35. Mr Abt is the professional agent. He drafted the agreement. If he was aware of the fact that he was not entitled to act on behalf of the Defendant one would have expected him to include a clause in the agreement addressing the issue. He failed to do so. The defendant is not to be blamed in that regard. It is indeed, as submitted by Mr Uys, a matter of caveat subscriptor. The plaintiff is bound by its own contract. However, if Mr Abt, at the time the agreement was signed, was unaware of his legal status in France pertaining to his right to represent the defendant, a possible situation of mutual mistake, he has only himself to blame and cannot hold the defendant liable to the terms of the agreement.


36. Consequently the plaintiff has no cause of action against the defendant in this matter.

37. In view of the aforesaid finding I deem it unnecessary to consider whether the plaintiff has succeeded to prove the quantum of its alleged damages, if any. The evidence adduced by the plaintiff in any event proved that the plaintiff at the end of the day would only have been entitled to 50% of the amount paid out by the particular club to the agent in France. The argument that the quantum of the plaintiffs averred loss should be the full amount which would have been paid out by the club, was not substantiated. The evidence pertaining to what amount would have been paid out by the Toulouse in the case of the defendant was clearly lacking. The plaintiff bore the onus. In this regard it in any appears that the agreement, insofar it concerns the plaintiff's fees payable by the defendant if the defendant would have been employed in France, is in stark contrast with the fact that the plaintiffs fees would have been paid by the specific rugby club and not the player. The argument on behalf of the plaintiff, namely that the agreement in that regard provided security to the plaintiff, is fallacious. The agreement was drafted by Mr Abt without providing for the situation in France. In view of the above the application for the amendment of the plaintiff's figures regarding the quantum is dismissed.

    38. I have pointed out that that defendant's exception at the inception of the trial was not substantiated at all. The defendant should therefore bear the costs. I am however not prepared to grant penalty costs in the circumstances. It cannot be said that the exception was mala fide.

    39. I have been informed by both counsel that costs were reserved in respect of the application regarding the security issue. The decision in that application favoured the defendant.

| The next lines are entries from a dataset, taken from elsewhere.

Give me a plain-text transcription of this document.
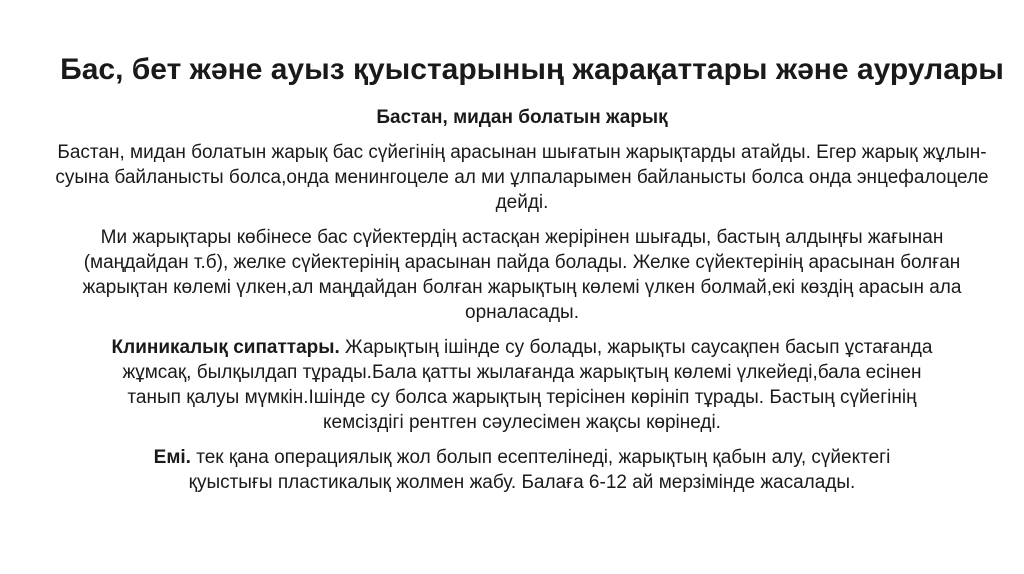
Бас, бет және ауыз қуыстарының жарақаттары және аурулары
Бастан, мидан болатын жарық
Бастан, мидан болатын жарық бас сүйегінің арасынан шығатын жарықтарды атайды. Егер жарық жұлын-суына байланысты болса,онда менингоцеле ал ми ұлпаларымен байланысты болса онда энцефалоцеле дейді.
Ми жарықтары көбінесе бас сүйектердің астасқан жерірінен шығады, бастың алдыңғы жағынан (маңдайдан т.б), желке сүйектерінің арасынан пайда болады. Желке сүйектерінің арасынан болған жарықтан көлемі үлкен,ал маңдайдан болған жарықтың көлемі үлкен болмай,екі көздің арасын ала орналасады.
Клиникалық сипаттары. Жарықтың ішінде су болады, жарықты саусақпен басып ұстағанда жұмсақ, былқылдап тұрады.Бала қатты жылағанда жарықтың көлемі үлкейеді,бала есінен танып қалуы мүмкін.Ішінде су болса жарықтың терісінен көрініп тұрады. Бастың сүйегінің кемсіздігі рентген сәулесімен жақсы көрінеді.
Емі. тек қана операциялық жол болып есептелінеді, жарықтың қабын алу, сүйектегі қуыстығы пластикалық жолмен жабу. Балаға 6-12 ай мерзімінде жасалады.
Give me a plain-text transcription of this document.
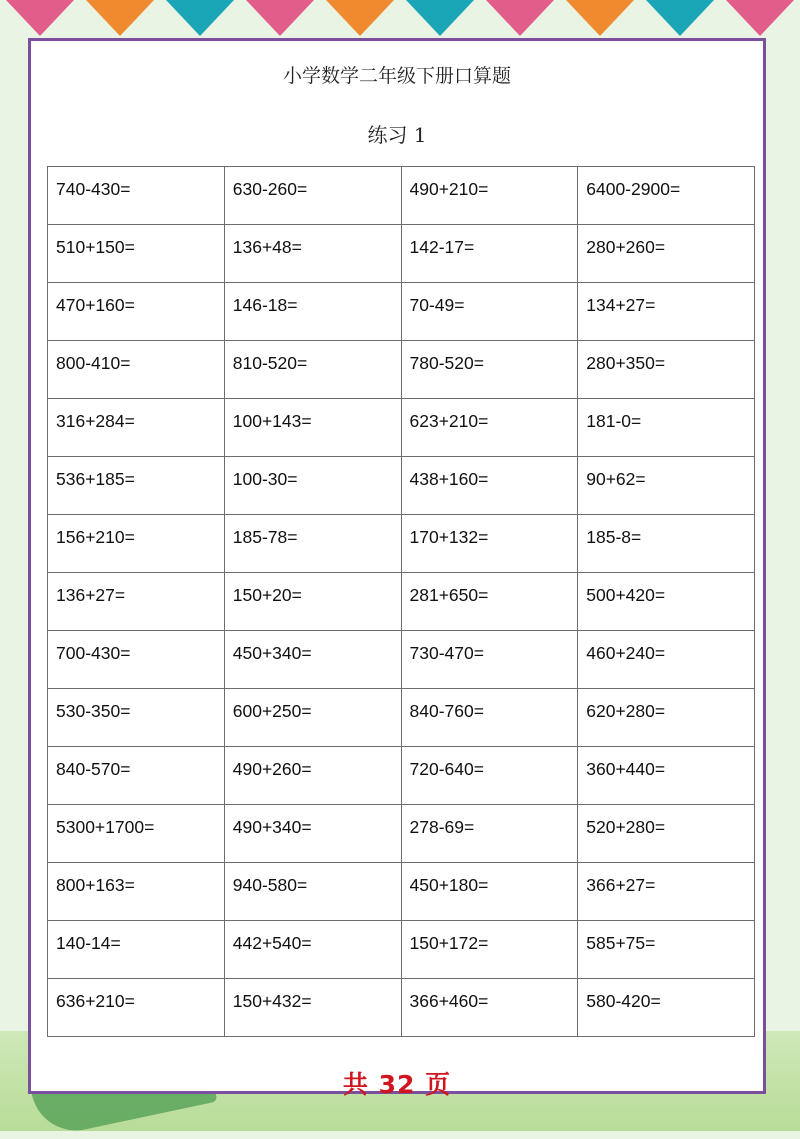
小学数学二年级下册口算题
练习 1
740-430=	630-260=	490+210=	6400-2900=
510+150=	136+48=	142-17=	280+260=
470+160=	146-18=	70-49=	134+27=
800-410=	810-520=	780-520=	280+350=
316+284=	100+143=	623+210=	181-0=
536+185=	100-30=	438+160=	90+62=
156+210=	185-78=	170+132=	185-8=
136+27=	150+20=	281+650=	500+420=
700-430=	450+340=	730-470=	460+240=
530-350=	600+250=	840-760=	620+280=
840-570=	490+260=	720-640=	360+440=
5300+1700=	490+340=	278-69=	520+280=
800+163=	940-580=	450+180=	366+27=
140-14=	442+540=	150+172=	585+75=
636+210=	150+432=	366+460=	580-420=
共 32 页
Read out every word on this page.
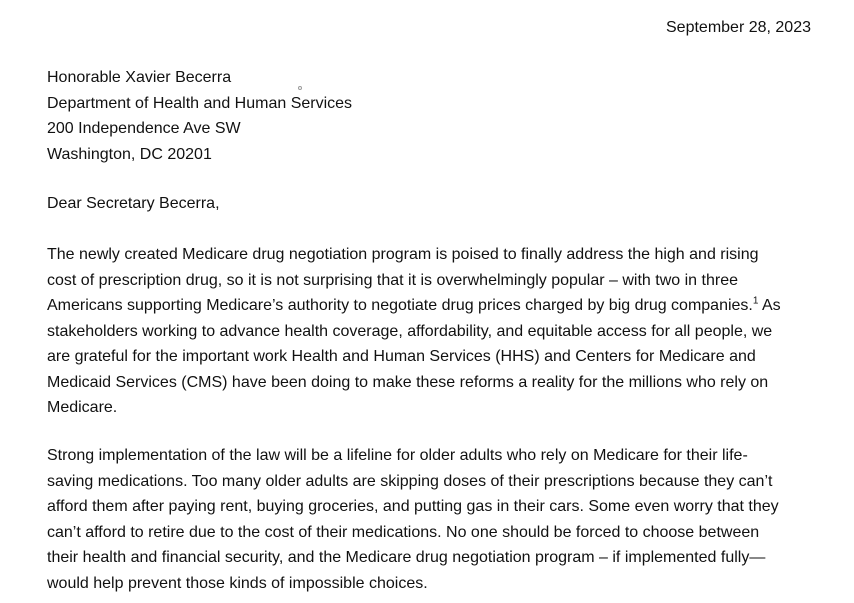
September 28, 2023
Honorable Xavier Becerra
Department of Health and Human Services
200 Independence Ave SW
Washington, DC 20201
Dear Secretary Becerra,
The newly created Medicare drug negotiation program is poised to finally address the high and rising
cost of prescription drug, so it is not surprising that it is overwhelmingly popular – with two in three
Americans supporting Medicare’s authority to negotiate drug prices charged by big drug companies.$^1$ As
stakeholders working to advance health coverage, affordability, and equitable access for all people, we
are grateful for the important work Health and Human Services (HHS) and Centers for Medicare and
Medicaid Services (CMS) have been doing to make these reforms a reality for the millions who rely on
Medicare.
Strong implementation of the law will be a lifeline for older adults who rely on Medicare for their life-
saving medications. Too many older adults are skipping doses of their prescriptions because they can’t
afford them after paying rent, buying groceries, and putting gas in their cars. Some even worry that they
can’t afford to retire due to the cost of their medications. No one should be forced to choose between
their health and financial security, and the Medicare drug negotiation program – if implemented fully—
would help prevent those kinds of impossible choices.
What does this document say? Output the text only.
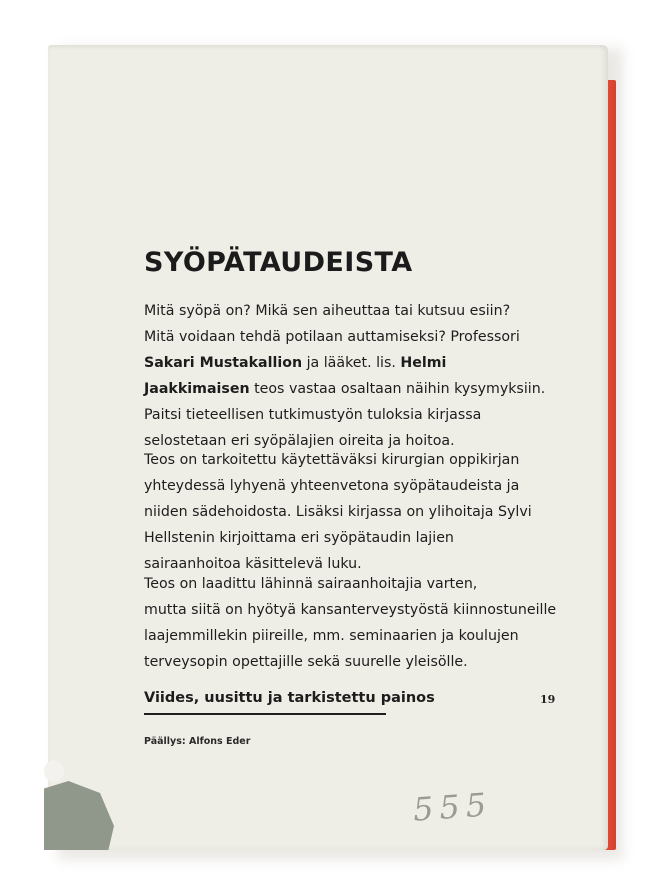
SYÖPÄTAUDEISTA

Mitä syöpä on? Mikä sen aiheuttaa tai kutsuu esiin?
Mitä voidaan tehdä potilaan auttamiseksi? Professori
Sakari Mustakallion ja lääket. lis. Helmi
Jaakkimaisen teos vastaa osaltaan näihin kysymyksiin.
Paitsi tieteellisen tutkimustyön tuloksia kirjassa
selostetaan eri syöpälajien oireita ja hoitoa.

Teos on tarkoitettu käytettäväksi kirurgian oppikirjan
yhteydessä lyhyenä yhteenvetona syöpätaudeista ja
niiden sädehoidosta. Lisäksi kirjassa on ylihoitaja Sylvi
Hellstenin kirjoittama eri syöpätaudin lajien
sairaanhoitoa käsittelevä luku.

Teos on laadittu lähinnä sairaanhoitajia varten,
mutta siitä on hyötyä kansanterveystyöstä kiinnostuneille
laajemmillekin piireille, mm. seminaarien ja koulujen
terveysopin opettajille sekä suurelle yleisölle.

Viides, uusittu ja tarkistettu painos	19
Päällys: Alfons Eder
555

I considered the situation and concluded that the plaintiff should be ordered to the pay the reserved costs. The plaintiff was unreasonable in its conduct and the defendant was compelled in the circumstance to lodge that application.

    40. Pertaining to the case in hand I was urged by counsel, arguing their respective cases, that penalty costs should be allowed. I am not in agreement. After having considered all the facts and the arguments advanced by counsel, especially that on behalf of the defendant, I could not find any persuasive reason to grant penalty costs against the plaintiff.

    41. Accordingly the following order is made:

    1. The plaintiffs claim is dismissed with costs;

2. The defendant is ordered to pay the wasted costs occasioned by the exception lodged by the defendant, heard on 5 November 2013.

3. The plaintiff is ordered to pay the reserved costs of 22 July 2013 pertaining to the Rule 47(4) application.